Fun fact: my copy of the Goodness CD was packaged in a sleeve bearing a censored version of this image, because heaven forfend that anyone should accidentally see a boob or a willy.

Goodness evokes the feeling of going outside and feeling the sun on your skin for the first time in months. It's an album about emerging from a period of isolation and reconnecting, both with the people you love and with the world around you; it's about relocating your place in the universe and learning to love and share and feel at peace again, man.

Now, if the above description has you worried that Goodness is the sort of moonchild campfire stuff you might hear emerging from a cloud of cannabis smoke on a farm run by naturists, you can relax - the songs themselves are absolutely nothing like that.

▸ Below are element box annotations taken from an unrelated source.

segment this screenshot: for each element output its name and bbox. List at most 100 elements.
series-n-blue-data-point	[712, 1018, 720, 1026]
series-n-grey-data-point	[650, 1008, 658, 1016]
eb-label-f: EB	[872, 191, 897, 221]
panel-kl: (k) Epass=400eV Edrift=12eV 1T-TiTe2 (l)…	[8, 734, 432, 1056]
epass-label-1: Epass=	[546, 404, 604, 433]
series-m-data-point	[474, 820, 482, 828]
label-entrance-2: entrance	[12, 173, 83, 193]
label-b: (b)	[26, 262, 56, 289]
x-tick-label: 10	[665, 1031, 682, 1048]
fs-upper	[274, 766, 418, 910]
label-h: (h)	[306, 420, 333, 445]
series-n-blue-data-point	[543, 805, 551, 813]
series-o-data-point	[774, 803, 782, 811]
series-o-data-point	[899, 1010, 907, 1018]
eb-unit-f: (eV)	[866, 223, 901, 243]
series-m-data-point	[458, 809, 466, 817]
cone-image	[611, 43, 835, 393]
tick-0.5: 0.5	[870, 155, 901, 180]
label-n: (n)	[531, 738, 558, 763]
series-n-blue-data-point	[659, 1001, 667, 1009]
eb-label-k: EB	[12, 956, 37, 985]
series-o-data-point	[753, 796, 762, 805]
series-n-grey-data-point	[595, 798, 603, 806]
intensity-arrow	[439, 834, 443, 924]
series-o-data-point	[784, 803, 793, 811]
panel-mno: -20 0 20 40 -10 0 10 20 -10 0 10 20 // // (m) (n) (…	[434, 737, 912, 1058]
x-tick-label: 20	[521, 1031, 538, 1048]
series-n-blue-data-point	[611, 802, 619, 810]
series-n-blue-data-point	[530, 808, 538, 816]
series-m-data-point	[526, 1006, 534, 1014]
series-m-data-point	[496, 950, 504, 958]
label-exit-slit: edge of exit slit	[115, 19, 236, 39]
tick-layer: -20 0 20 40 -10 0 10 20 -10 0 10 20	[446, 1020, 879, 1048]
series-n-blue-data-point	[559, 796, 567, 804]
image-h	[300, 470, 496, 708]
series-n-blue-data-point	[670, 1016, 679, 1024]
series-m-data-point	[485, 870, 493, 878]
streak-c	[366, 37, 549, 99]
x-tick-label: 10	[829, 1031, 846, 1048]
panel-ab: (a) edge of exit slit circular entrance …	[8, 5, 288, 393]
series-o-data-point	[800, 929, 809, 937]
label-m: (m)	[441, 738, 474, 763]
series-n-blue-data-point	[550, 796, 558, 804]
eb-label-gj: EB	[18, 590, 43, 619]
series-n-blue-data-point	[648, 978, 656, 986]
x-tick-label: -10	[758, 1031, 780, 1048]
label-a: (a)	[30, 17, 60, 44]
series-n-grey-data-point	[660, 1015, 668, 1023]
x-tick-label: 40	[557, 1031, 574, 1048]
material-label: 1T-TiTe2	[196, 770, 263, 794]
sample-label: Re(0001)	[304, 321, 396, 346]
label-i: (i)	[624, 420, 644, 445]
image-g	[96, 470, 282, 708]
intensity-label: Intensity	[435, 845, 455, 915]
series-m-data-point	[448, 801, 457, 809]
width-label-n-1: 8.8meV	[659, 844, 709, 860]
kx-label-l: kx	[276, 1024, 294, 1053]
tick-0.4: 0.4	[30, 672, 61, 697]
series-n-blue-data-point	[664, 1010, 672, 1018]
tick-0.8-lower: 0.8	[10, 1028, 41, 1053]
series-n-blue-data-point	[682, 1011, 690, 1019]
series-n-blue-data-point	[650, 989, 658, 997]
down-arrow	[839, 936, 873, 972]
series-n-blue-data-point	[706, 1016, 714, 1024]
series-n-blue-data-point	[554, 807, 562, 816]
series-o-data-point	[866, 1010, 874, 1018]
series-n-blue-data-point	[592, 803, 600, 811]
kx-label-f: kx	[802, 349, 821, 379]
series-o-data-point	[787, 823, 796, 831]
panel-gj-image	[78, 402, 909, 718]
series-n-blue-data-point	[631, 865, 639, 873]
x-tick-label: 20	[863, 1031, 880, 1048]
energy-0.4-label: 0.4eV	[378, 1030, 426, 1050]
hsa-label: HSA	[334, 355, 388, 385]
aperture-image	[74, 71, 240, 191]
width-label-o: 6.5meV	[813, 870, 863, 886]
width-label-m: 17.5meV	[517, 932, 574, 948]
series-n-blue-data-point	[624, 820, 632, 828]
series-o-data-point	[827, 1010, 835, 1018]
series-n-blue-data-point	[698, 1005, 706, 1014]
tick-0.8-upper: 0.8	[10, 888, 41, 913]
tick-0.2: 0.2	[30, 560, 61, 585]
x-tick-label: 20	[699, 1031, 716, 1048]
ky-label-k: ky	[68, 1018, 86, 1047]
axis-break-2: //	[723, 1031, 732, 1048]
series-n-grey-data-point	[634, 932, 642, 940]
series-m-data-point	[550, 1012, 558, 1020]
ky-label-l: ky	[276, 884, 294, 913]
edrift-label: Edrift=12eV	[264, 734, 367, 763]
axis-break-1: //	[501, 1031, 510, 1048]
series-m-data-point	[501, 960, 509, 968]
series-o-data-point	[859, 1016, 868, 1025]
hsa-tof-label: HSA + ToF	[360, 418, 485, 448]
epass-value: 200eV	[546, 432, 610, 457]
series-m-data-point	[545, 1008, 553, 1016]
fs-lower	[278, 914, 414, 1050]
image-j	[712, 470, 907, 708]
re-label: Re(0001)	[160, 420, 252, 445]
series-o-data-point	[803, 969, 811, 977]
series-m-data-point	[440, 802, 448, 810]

This is muscular rock music that connects with a thud and only reveals its more existential side after repeated listens; here, for example, is the album's kind-of title track, Goodness Pt. 2:


That song instantly reminded me of Built to Spill's excellent Goin' Against Your Mind, largely because of the insistent, womping drum beat that carries it all along. It's an interesting complement to the album's themes, actually; Goodness encourages the listener not only to stay open and receptive to life's good stuff, but also to persevere through all of the bad bits until you come shooting out the other end. That 'keep going' ethos is reflected neatly in the unrelenting drums of Goodness Pt. 2, as well as by several other moments ("Sustain!" sings Mike Mills soundalike Christian Holden again and again over the course of Piano Player).

Goodness offers no easy answers, but with its strong focus on the positive side of nature and interpersonal relationships, it does serve as a rousing reminder that - no matter where you are or what you've been through - life really can be a wonderful thing. Buy it and keep it on your CD rack for times when you forget that.